Following reports this week that Apple’s A18 chip will feature in all of its iPhone 16 models, and reports that demand could see the company produce 100 million units in 2024, new insight claims the brains of Apple’s next best iPhone could be the company’s best chip yet.
Reporting Wednesday, Digitimes reiterates that Apple is expected to pivot its new A18 processor to a more advanced N3E manufacturing process that could deliver “massive performance gains.”
“In particular, some note that Apple's newest A18 processor will even surpass its M4 chip — released just earlier this year — in terms of performance,” the report states. Apple’s latest chip was unveiled in the M4 iPad Pro earlier this year and delivers record-breaking Apple silicon performance, including the immense Neural Engine (NPU) required to power Apple Intelligence. With iOS 18 and an AI iPhone now close at hand, it looks like A18 will take things even further.

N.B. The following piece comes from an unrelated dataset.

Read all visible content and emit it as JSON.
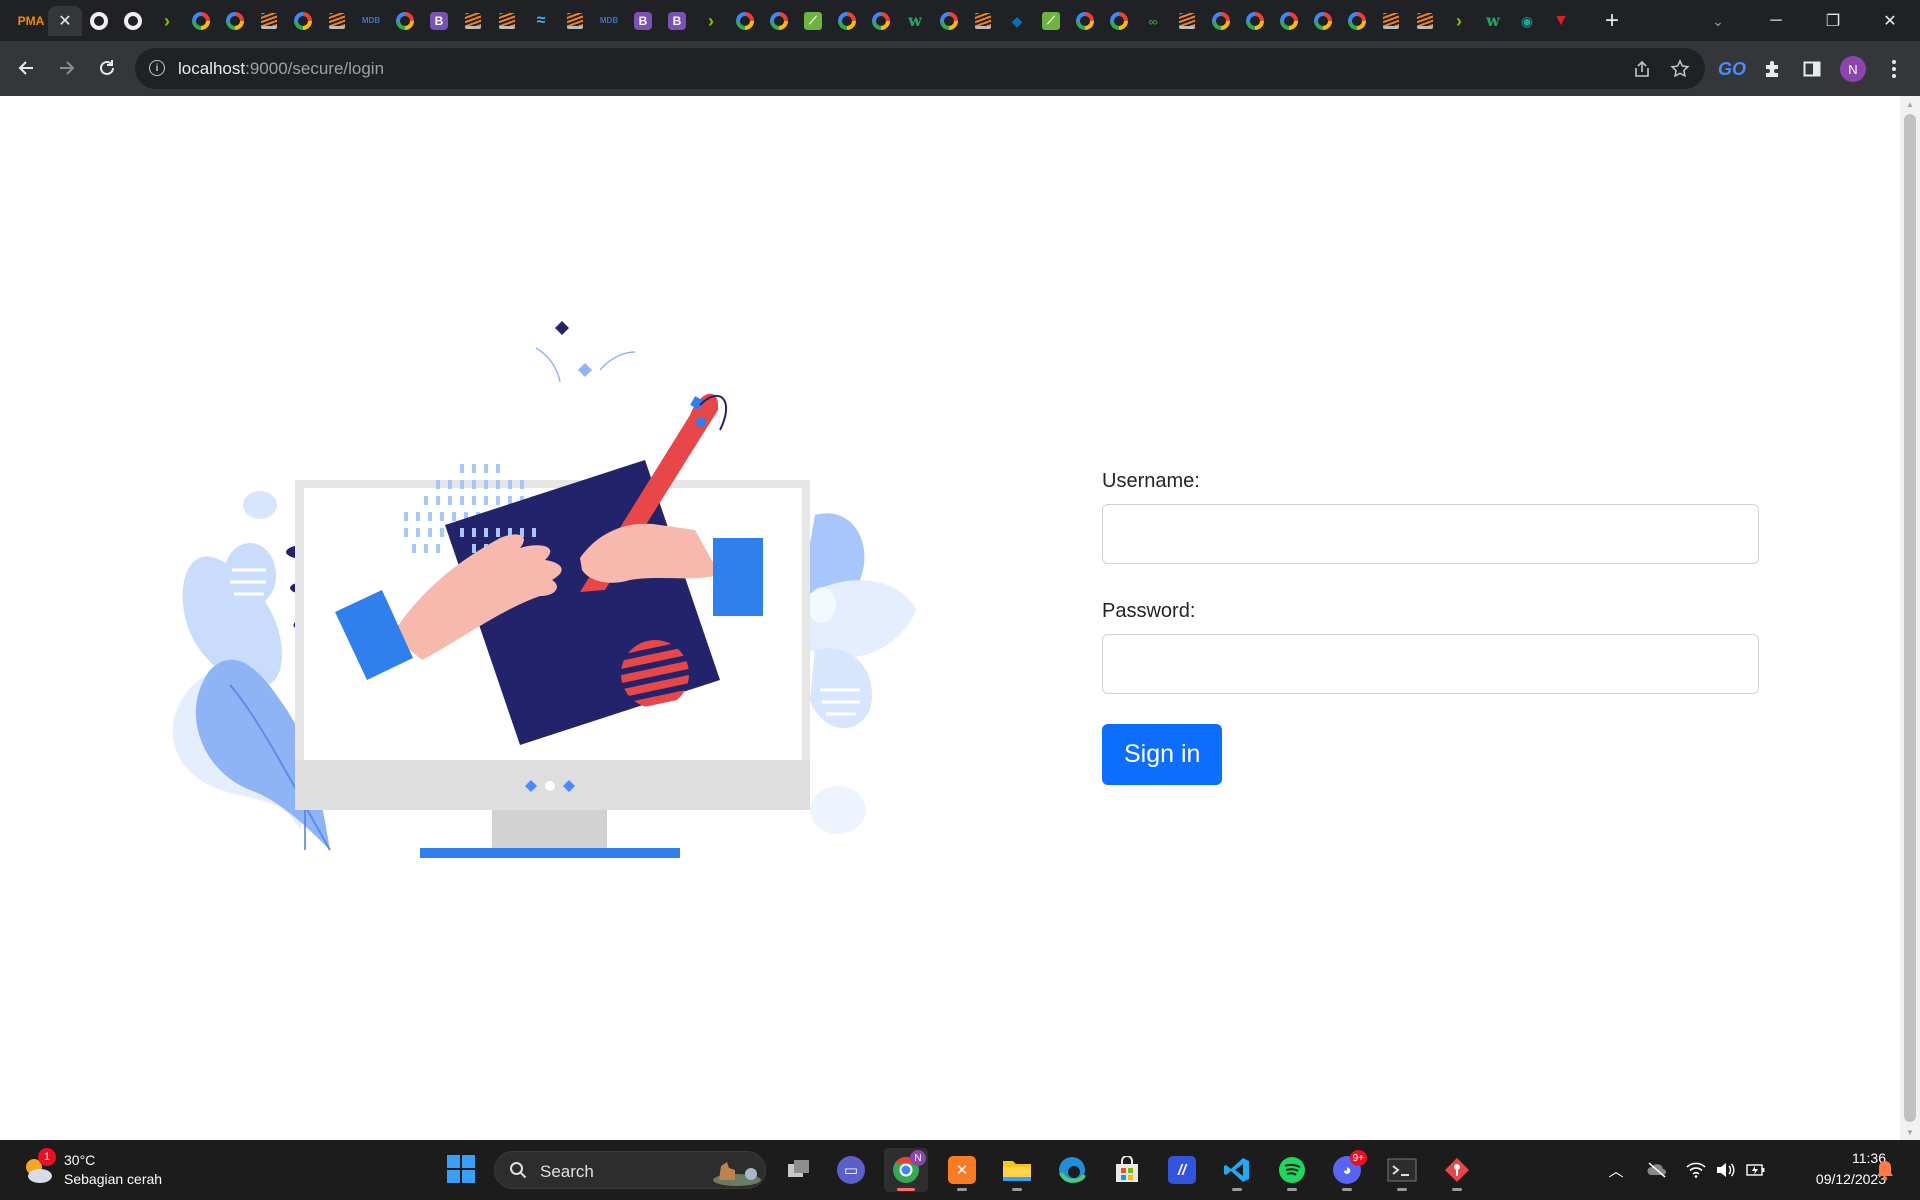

A18 could be the iPhone 16’s secret weapon
As the report notes, A18 is expected to deliver much more of a leap in performance compared to the A17’s “modest performance gains.” The secret is N3E’s flexibility in chip design, which offers “a better balance between performance and power consumption.”
According to the report, the secret to mobile chip design isn’t simply transitory density but instead “the balance between performance and power consumption.” The current bottleneck in mobile processor performance remains thermal issues. N3E will deliver the same amount of performance using less power than the A17 chip’s design process will, giving Apple more performance headroom.
As expected, Apple’s iPhone chip is expected to be broadly on par with other offerings from Qualcomm and MediaTek when it comes to CPU and GPU performance, so “the main battleground will be in NPU performance and AI ecosystems.” Apple Intelligence will arrive on iPhone as a beta later this year, powering generative AI tools such as Apple’s Image Playground, as well as integration with ChatGPT for more complex questions and queries. It should also give Siri a much-needed shot in the arm. With Microsoft’s own recently-released AI features branded a “bad joke”, the door is wide open for Apple.